I’ve found a calling in helping as many companies as possible create world-class engineering teams. That is why the matter of cultivating a culture of professionalism is often on my mind. Some companies have no such problem. They easily hire incredibly talented people all around. Highly motivated people that come equipped with the knowledge of pushing themselves forward.
For the vast majority of companies, though, that’s not the case. They get some great hires. But unless you have a specific unfair advantage in reaching talented people, you have to find another way. That is the professionalism snowball. Set it into motion. Move obstacles out of the way. Reap the benefits.
How It Looks
I’ve seen different instantiations of the snowball. It can be effective in small startups as well as unicorns and public companies—guaranteed. The beauty of it is that it always starts the same, but takes on different shapes as it grows. That’s because once you get it rolling, everyone else starts piling on to it. And so every different person in your company adds to it his or her layer.
Companies with a high professionalism bar—one that keeps moving up—have a lot of ownership and camaraderie. You see team members openly discuss how to make things better. Provide one another clear and honest feedback. Try new ways of doing things.
Comfort zones are regularly changed, or expanded, as the team improves in more aspects. Rather than getting improvements in bursts once every few quarters when things go bust, they are often on top of things. It does not necessarily apply to the entire engineering organization. Sometimes it’s a pocket of excellence inside a larger organization. And yet, these are force multipliers that have low Peter Pan counts.
Setting It Into Motion
You’d like to get that (snow)ball rolling. The three principles I’ve found time and again to be required to achieve that are Egoless Peer Feedback, the existence of a Professional Improvement Platform, and a high Communication Focus.
- Egoless Peer Feedback is often bootstrapped in the form of pull request reviews that are helpful and open across ranks and sometimes teams. As the leader, you might need to make sure the feedback is never ad hominem and focuses on the right kind of culture you are trying to cultivate. Have everyone in the team involved. A junior engineer might not be the only one approving code, but she can participate in the review.
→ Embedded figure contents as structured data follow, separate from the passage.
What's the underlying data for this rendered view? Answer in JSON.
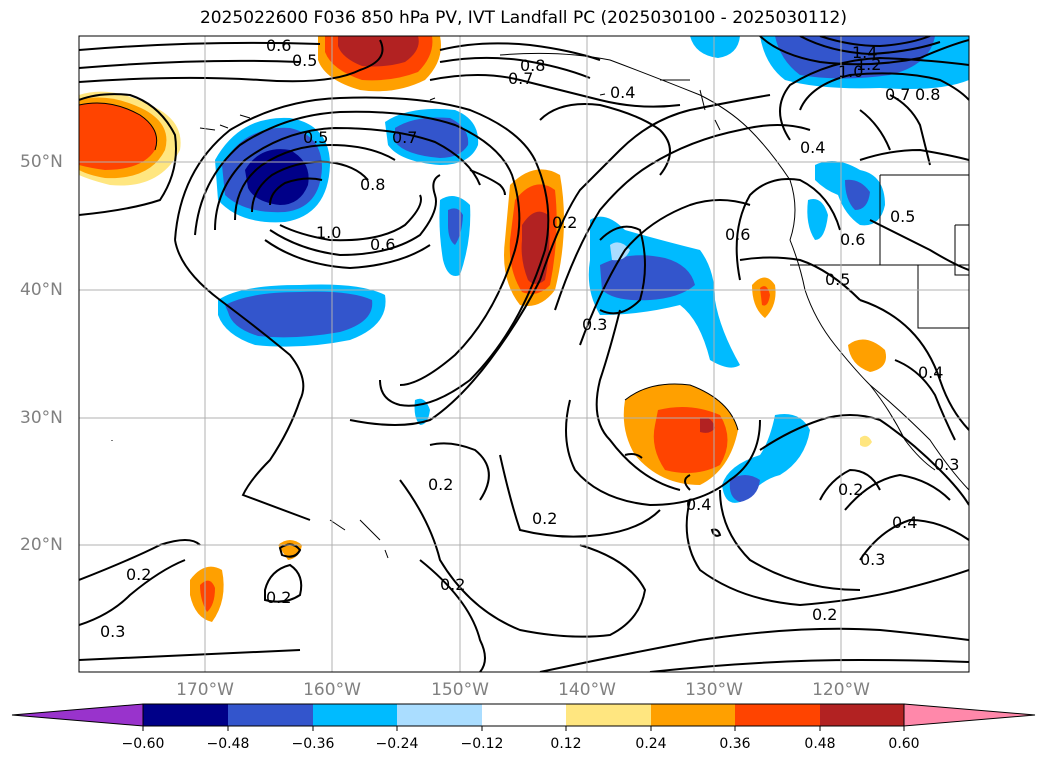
{
  "title": "2025022600 F036 850 hPa PV, IVT Landfall PC (2025030100 - 2025030112)",
  "lat_labels": [
    "50°N",
    "40°N",
    "30°N",
    "20°N"
  ],
  "lon_labels": [
    "170°W",
    "160°W",
    "150°W",
    "140°W",
    "130°W",
    "120°W"
  ],
  "colorbar": {
    "ticks": [
      "−0.60",
      "−0.48",
      "−0.36",
      "−0.24",
      "−0.12",
      "0.12",
      "0.24",
      "0.36",
      "0.48",
      "0.60"
    ],
    "colors": [
      "#9933cc",
      "#000088",
      "#3355cc",
      "#00bbff",
      "#aaddff",
      "#ffffff",
      "#ffe680",
      "#ffa000",
      "#ff4400",
      "#b22222",
      "#ff88aa"
    ]
  },
  "contour_labels": [
    "0.6",
    "0.5",
    "0.8",
    "0.7",
    "0.4",
    "1.4",
    "1.0",
    "1.2",
    "0.7",
    "0.8",
    "0.5",
    "0.7",
    "0.8",
    "1.0",
    "0.6",
    "0.2",
    "0.6",
    "0.4",
    "0.6",
    "0.5",
    "0.5",
    "0.3",
    "0.4",
    "0.2",
    "0.2",
    "0.4",
    "0.2",
    "0.2",
    "0.3",
    "0.2",
    "0.2",
    "0.3",
    "0.4",
    "0.3",
    "0.2"
  ]
}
- A Professional Improvement Platform takes many forms and tends to change as engineering organizations grow. The critical aspect of it is that the team regularly invests the time in discussing its own and other tools, processes, approaches, and so on. It can be during the sprint retrospective, which already takes place every few weeks. Sometimes teams have regular tech lunches, tech talks, and book/article clubs to discuss these. Start with something, send the calendar invite, and set it to repeat. If the team is small, you might need to lead these in the beginning. However, I recommend sharing the responsibility with others in the group as soon as possible.
- Communication Focus refers to the habit of formulating clear and succinct summaries of approaches and decisions. Not everyone can or should attend each discussion, especially in remote or hybrid work situations. Taking the time to put down decisions in writing (e.g., using ADRs for tech decisions) maintains transparency and openness for discussion.
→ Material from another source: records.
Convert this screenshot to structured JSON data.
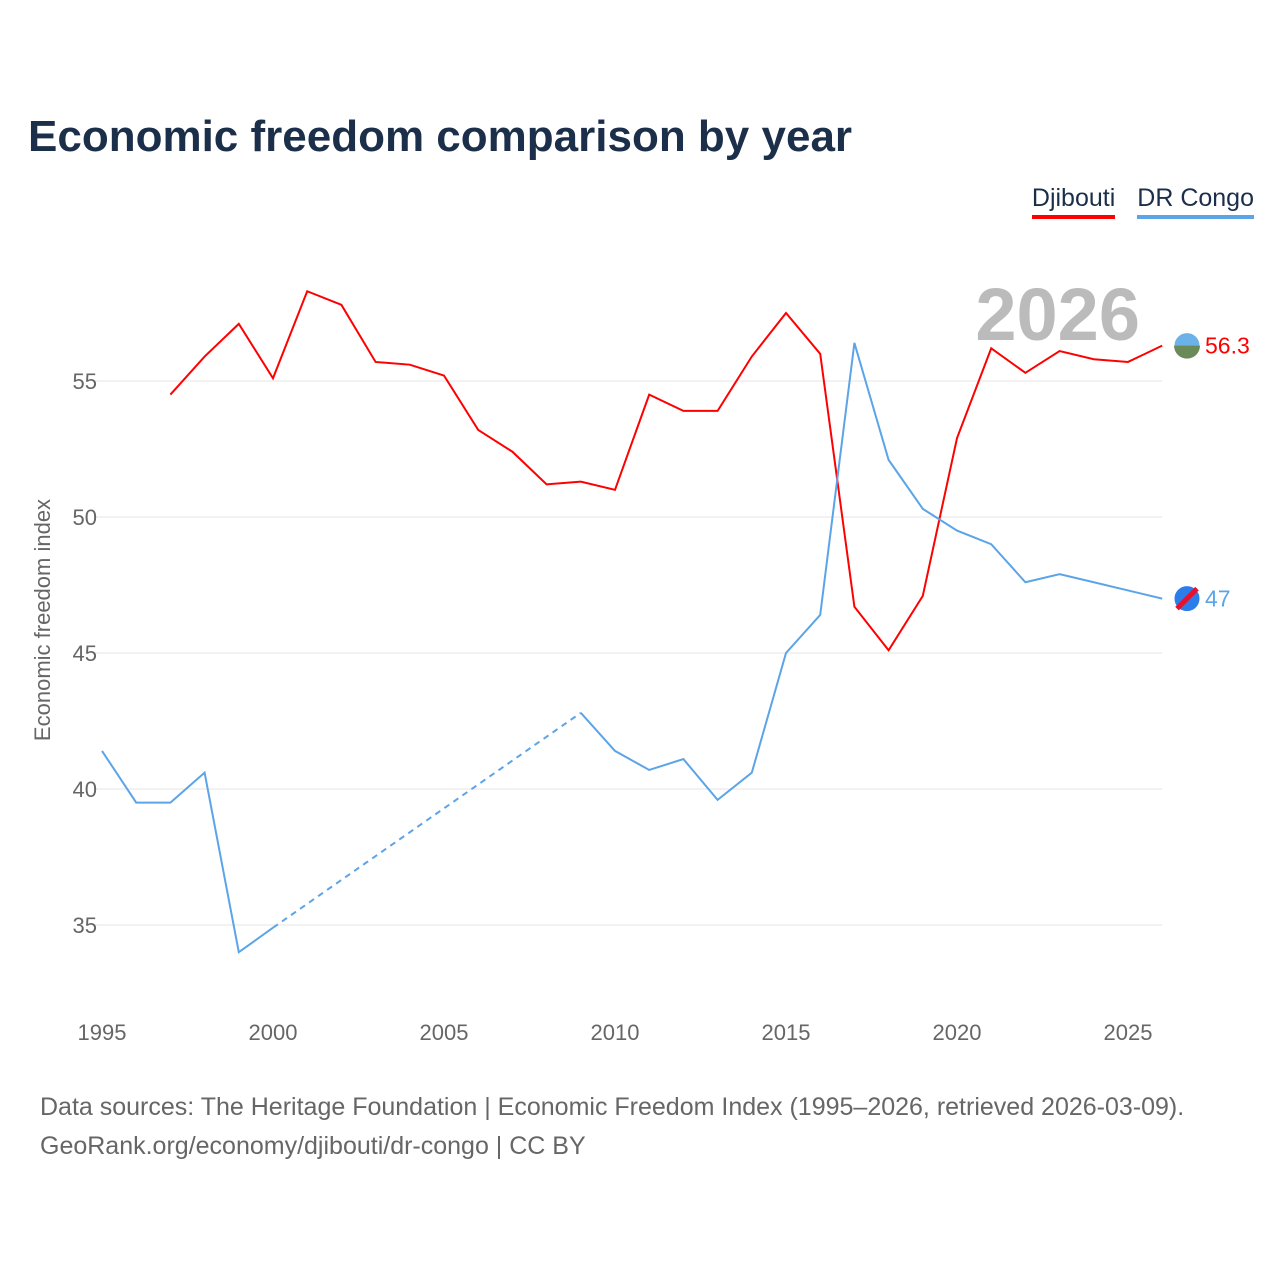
{
  "chart_data": {
    "type": "line",
    "title": "Economic freedom comparison by year",
    "xlabel": "",
    "ylabel": "Economic freedom index",
    "xlim": [
      1995,
      2026
    ],
    "ylim": [
      33,
      59
    ],
    "xticks": [
      1995,
      2000,
      2005,
      2010,
      2015,
      2020,
      2025
    ],
    "yticks": [
      35,
      40,
      45,
      50,
      55
    ],
    "grid": true,
    "legend_position": "top-right",
    "year_label": "2026",
    "x": [
      1995,
      1996,
      1997,
      1998,
      1999,
      2000,
      2001,
      2002,
      2003,
      2004,
      2005,
      2006,
      2007,
      2008,
      2009,
      2010,
      2011,
      2012,
      2013,
      2014,
      2015,
      2016,
      2017,
      2018,
      2019,
      2020,
      2021,
      2022,
      2023,
      2024,
      2025,
      2026
    ],
    "series": [
      {
        "name": "Djibouti",
        "color": "#ff0000",
        "end_label": "56.3",
        "values": [
          null,
          null,
          54.5,
          55.9,
          57.1,
          55.1,
          58.3,
          57.8,
          55.7,
          55.6,
          55.2,
          53.2,
          52.4,
          51.2,
          51.3,
          51.0,
          54.5,
          53.9,
          53.9,
          55.9,
          57.5,
          56.0,
          46.7,
          45.1,
          47.1,
          52.9,
          56.2,
          55.3,
          56.1,
          55.8,
          55.7,
          56.3
        ]
      },
      {
        "name": "DR Congo",
        "color": "#5ba4e8",
        "end_label": "47",
        "values": [
          41.4,
          39.5,
          39.5,
          40.6,
          34.0,
          34.9,
          null,
          null,
          null,
          null,
          null,
          null,
          null,
          null,
          42.8,
          41.4,
          40.7,
          41.1,
          39.6,
          40.6,
          45.0,
          46.4,
          56.4,
          52.1,
          50.3,
          49.5,
          49.0,
          47.6,
          47.9,
          47.6,
          47.3,
          47.0
        ]
      }
    ]
  },
  "footer": {
    "line1": "Data sources: The Heritage Foundation | Economic Freedom Index (1995–2026, retrieved 2026-03-09).",
    "line2": "GeoRank.org/economy/djibouti/dr-congo | CC BY"
  }
}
As the snowball is rolling and expanding, you might notice some obstacles on its path. Here are the frequent offenders:
Blitz Mode: If you are always burning the midnight oil then the team is not likely to have the time and mental capacity to invest in becoming better. People rarely grow when they are under constant pressure. I find it is a bit like working out. You have to incorporate quality rest time and sometimes even schedule “deloads.” If you’re often blitzing, you have no chance of creating a culture of growth and professionalism.
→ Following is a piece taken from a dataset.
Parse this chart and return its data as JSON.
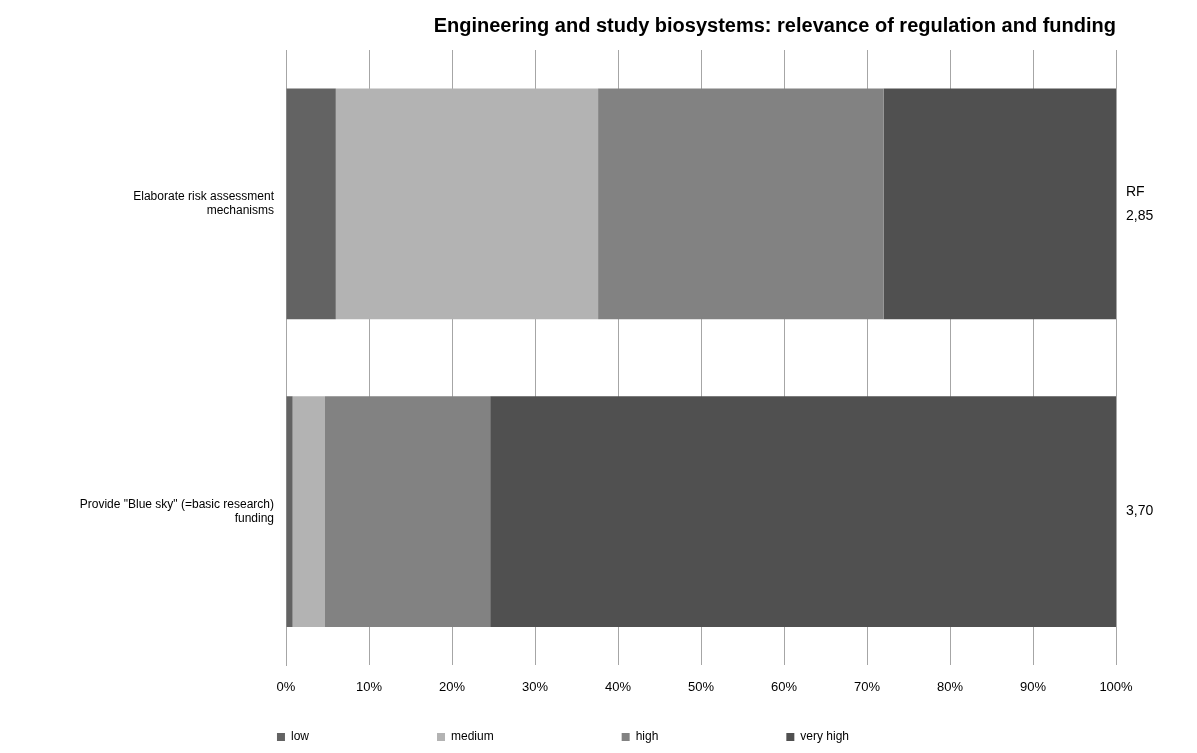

Goals and Goals Alone: Very similar to blitz mode but frequent enough that I thought it worthwhile to mention by itself. Some teams focus on achieving their goals and shy away from anything that doesn’t seem to immediately move the needle and get them closer to these goals. It might not be as intense as working in blitz, but it still locks people squarely in their comfort zones. A delicate balance must be kept to ensure your team can also invest in its long-term capabilities and not just sprint towards short-term results.
Tech Focus: The other side of the coin of the previous point. Theoretically, the snowball can grow out of hand, and the team starts wasting time doing tech for tech’s sake. You should be aware of this possibility and ensure you track where your developers end up on the Tech-Product continuum. I’ve written more about ways to tackle it here.
Gatekeeping: A subtle detractor for the snowball is when the team, as it grows, does not immediately accept new hires to the “professionalism circle.” Ensure that as part of your onboarding, every new hire is made privy of the habits, rules, and culture, and invited to participate.
All these together should allow kickstarting this process of setting a professionalism bar that’s shared across the organization and having the team slowly raise it by itself.